Western economies are headed toward a banking crisis, but you wouldn’t know it from the headlines. Whether it’s the endless vacillation between triumphalism and disappointment regarding the war in Ukraine, the latest outrages of woke (or anti-woke) activists, or the fate of wealthy tourists deep beneath the sea, the media seems eager to cover just about anything else.

This obliviousness is remarkable, because the coming economic calamity promises to be worse than the great recession that began in 2008 with the bankruptcy of Lehman Brothers. There are a few reasons for this. In the United States, commercial real estate has taken a severe beating, in part because of the permanent expansion of remote work.

More broadly, however, commercial real estate is one of many asset classes that have been massively inflated thanks to a decade and a half of zero-interest-rate policy across the West. The nominal value of these commercial-real-estate holdings have thus grown year after year, reaching astronomical levels—levels that are proving unsustainable in the long term. The ratings agency Fitch recently estimated that fully 35 percent of the commercial mortgages coming due between April and December this year would not be able to be refinanced.

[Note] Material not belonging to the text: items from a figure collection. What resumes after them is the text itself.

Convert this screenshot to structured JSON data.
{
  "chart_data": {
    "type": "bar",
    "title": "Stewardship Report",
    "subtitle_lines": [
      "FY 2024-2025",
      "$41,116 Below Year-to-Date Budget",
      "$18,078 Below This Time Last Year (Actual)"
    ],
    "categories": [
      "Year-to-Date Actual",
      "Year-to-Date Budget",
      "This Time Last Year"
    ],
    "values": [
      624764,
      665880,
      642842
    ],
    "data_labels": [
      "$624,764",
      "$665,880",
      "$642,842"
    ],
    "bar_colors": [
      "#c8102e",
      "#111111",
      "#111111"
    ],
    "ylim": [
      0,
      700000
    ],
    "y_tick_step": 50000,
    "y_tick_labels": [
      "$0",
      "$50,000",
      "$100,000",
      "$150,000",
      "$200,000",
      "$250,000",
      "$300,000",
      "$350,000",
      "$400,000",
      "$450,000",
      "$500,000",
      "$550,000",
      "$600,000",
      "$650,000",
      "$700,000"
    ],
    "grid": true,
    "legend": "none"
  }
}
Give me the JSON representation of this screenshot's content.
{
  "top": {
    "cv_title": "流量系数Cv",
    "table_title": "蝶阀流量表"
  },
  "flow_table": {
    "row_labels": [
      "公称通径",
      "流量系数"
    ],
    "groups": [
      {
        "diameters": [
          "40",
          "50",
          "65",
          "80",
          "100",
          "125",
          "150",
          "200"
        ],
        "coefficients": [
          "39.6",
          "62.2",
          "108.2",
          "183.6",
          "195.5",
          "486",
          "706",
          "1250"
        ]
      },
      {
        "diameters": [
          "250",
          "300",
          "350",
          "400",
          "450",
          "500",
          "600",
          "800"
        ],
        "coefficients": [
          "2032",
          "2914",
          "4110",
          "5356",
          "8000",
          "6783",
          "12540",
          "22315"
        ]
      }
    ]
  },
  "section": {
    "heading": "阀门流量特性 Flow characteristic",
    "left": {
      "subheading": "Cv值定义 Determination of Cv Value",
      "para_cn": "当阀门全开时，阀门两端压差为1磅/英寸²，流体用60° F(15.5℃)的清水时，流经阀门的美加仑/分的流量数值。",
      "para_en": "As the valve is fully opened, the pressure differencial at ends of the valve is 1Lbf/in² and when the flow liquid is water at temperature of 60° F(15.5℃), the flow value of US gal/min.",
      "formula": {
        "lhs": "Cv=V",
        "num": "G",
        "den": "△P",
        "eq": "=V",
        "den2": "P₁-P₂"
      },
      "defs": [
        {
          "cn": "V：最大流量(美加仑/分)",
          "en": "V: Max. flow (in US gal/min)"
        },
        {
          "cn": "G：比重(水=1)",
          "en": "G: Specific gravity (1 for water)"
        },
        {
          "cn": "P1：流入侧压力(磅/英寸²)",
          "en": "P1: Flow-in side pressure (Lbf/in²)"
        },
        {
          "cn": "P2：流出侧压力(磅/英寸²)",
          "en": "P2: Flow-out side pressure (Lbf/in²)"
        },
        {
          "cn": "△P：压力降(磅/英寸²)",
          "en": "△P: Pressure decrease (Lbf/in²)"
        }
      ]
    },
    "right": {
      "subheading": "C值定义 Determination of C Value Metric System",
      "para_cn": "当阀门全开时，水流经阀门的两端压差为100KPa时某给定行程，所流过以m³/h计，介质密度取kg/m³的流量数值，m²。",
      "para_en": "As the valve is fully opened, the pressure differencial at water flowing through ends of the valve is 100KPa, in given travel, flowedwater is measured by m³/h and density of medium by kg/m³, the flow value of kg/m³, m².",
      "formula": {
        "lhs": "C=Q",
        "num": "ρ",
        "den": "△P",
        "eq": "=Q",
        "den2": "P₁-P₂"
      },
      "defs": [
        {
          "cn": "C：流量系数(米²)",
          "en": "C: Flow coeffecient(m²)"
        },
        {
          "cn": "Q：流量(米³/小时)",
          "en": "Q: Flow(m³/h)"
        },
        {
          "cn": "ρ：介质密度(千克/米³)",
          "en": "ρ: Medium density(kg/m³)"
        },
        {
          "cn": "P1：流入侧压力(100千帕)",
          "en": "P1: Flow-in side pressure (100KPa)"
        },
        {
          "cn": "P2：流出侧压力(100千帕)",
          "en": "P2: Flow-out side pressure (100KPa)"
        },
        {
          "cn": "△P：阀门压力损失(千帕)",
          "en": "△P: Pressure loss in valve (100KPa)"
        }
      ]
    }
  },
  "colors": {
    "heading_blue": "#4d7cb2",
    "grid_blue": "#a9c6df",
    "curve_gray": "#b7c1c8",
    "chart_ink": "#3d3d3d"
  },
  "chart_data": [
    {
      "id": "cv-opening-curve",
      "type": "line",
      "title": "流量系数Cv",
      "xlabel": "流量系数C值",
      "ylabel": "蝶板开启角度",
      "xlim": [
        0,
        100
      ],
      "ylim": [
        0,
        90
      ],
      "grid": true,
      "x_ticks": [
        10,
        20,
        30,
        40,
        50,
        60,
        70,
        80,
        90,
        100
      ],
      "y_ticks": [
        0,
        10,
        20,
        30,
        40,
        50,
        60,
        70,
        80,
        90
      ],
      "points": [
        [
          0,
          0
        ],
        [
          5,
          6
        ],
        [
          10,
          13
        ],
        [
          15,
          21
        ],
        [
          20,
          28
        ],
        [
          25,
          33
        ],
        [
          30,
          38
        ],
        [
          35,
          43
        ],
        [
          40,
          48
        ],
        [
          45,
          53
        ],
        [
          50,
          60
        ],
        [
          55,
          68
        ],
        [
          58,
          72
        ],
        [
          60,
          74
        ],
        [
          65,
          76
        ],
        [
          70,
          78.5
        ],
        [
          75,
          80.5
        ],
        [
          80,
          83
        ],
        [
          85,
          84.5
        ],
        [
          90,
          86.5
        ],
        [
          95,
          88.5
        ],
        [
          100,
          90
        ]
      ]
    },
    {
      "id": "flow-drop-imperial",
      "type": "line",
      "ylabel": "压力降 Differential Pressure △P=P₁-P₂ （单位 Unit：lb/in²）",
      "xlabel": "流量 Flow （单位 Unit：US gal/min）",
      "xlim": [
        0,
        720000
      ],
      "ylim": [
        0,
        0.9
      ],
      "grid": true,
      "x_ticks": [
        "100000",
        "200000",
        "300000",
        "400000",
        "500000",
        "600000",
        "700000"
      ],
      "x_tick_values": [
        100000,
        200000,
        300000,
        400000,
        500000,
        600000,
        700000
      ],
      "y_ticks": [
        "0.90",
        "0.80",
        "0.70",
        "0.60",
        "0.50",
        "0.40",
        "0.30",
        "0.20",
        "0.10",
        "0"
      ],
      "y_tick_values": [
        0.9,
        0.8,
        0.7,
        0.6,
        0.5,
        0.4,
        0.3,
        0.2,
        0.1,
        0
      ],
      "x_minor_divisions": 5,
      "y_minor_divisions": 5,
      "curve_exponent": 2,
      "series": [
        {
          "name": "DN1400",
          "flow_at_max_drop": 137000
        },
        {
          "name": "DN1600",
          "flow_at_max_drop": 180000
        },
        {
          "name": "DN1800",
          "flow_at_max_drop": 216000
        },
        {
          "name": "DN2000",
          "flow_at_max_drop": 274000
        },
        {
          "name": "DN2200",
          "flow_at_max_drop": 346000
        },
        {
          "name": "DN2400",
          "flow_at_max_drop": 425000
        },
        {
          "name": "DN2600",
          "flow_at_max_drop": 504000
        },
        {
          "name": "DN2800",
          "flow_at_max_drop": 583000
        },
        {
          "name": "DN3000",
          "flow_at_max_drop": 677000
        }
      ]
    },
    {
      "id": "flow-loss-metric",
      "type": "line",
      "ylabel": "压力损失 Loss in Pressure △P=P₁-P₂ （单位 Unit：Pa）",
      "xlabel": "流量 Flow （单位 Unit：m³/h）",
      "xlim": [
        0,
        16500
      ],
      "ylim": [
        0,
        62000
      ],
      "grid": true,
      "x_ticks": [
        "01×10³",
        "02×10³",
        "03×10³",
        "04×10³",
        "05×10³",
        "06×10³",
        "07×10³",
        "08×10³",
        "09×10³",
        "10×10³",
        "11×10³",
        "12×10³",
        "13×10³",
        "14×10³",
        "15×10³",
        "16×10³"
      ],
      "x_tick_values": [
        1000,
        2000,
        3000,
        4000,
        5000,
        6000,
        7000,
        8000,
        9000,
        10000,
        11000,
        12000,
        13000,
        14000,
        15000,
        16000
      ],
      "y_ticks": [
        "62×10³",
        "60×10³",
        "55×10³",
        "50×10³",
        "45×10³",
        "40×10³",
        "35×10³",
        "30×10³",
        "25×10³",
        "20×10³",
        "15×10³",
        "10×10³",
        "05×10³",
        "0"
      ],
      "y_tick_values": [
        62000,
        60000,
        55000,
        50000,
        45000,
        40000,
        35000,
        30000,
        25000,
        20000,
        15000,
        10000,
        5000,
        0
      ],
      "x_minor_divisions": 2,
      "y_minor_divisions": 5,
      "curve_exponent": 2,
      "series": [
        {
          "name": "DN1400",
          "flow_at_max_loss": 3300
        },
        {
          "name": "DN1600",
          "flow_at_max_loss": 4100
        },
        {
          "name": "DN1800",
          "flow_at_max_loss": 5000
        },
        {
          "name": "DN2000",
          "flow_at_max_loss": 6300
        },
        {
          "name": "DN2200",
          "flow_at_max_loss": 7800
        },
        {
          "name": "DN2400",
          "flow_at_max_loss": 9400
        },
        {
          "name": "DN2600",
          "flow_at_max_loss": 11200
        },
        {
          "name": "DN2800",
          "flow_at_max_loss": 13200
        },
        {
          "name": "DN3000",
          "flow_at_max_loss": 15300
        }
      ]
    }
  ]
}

In San Francisco, an investment firm that owned two massive downtown hotels recently decided to walk away from the debt and surrender the hotels to the lender. It just didn’t make sense for the firm to keep servicing a loan on such a massive commercial property in an area and a city that are in decline. US banks are not built to handle the haircuts to the value of their asset portfolio that a large-scale commercial-real-estate crash would entail. And that crash isn’t looming in some far-off future—it is already here.